After sharing an Oscar for The Wizard of Oz's "Over The Rainbow," lyricist Yip Harburg spent much of the '40s writing stage musicals with strong socio-political messages. Finian's Rainbow touches on race, class, political corruption and other enduring issues.

Yip Harburg Estate

Says producer David Richenthal: "If someone who didn't know anything about The Wizard of Oz was told, 'There's going to be a scarecrow and a lion and a tin man and, incidentally, these are real people,' you would say, 'This is a joke, isn't it?' "

In both Finian's Rainbow and The Wizard of Oz, the real and unreal ended up working pretty well together.
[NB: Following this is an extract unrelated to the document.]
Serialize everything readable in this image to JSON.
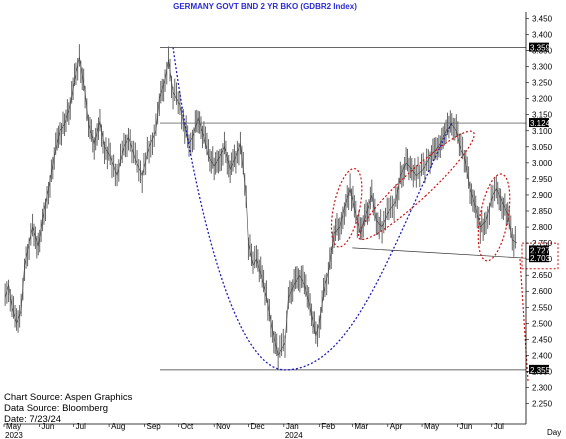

But Finian's Rainbow had one problem Oz didn't: that senator. In the original production, the actor playing him wore blackface after his magical transformation. The NAACP and others were not entertained.

"A lot of people were under the impression that the show was in favor of racism," Richenthal says. "There has been a terrible and bizarre misunderstanding about the politics underlying Finian's Rainbow."

In this production, two different actors — one black, one white — play the part. Arthur Perlman, who has updated the show's book scenes, says that change and the revival's timing should help it make a different impression.

"Part of the problem in producing Finian is, the times never quite seemed to coincide with the material," Perlman says. Today, the musical's economic themes — the perils of easy credit are among them — seem suddenly more relevant.

But that shouldn't be too much of a surprise: Harburg had plenty of experience with that sort of thing, too. He may be better known as the lyricist for the immortal Oz ballad "Over the Rainbow," but he's also the guy who wrote "Brother Can You Spare a Dime."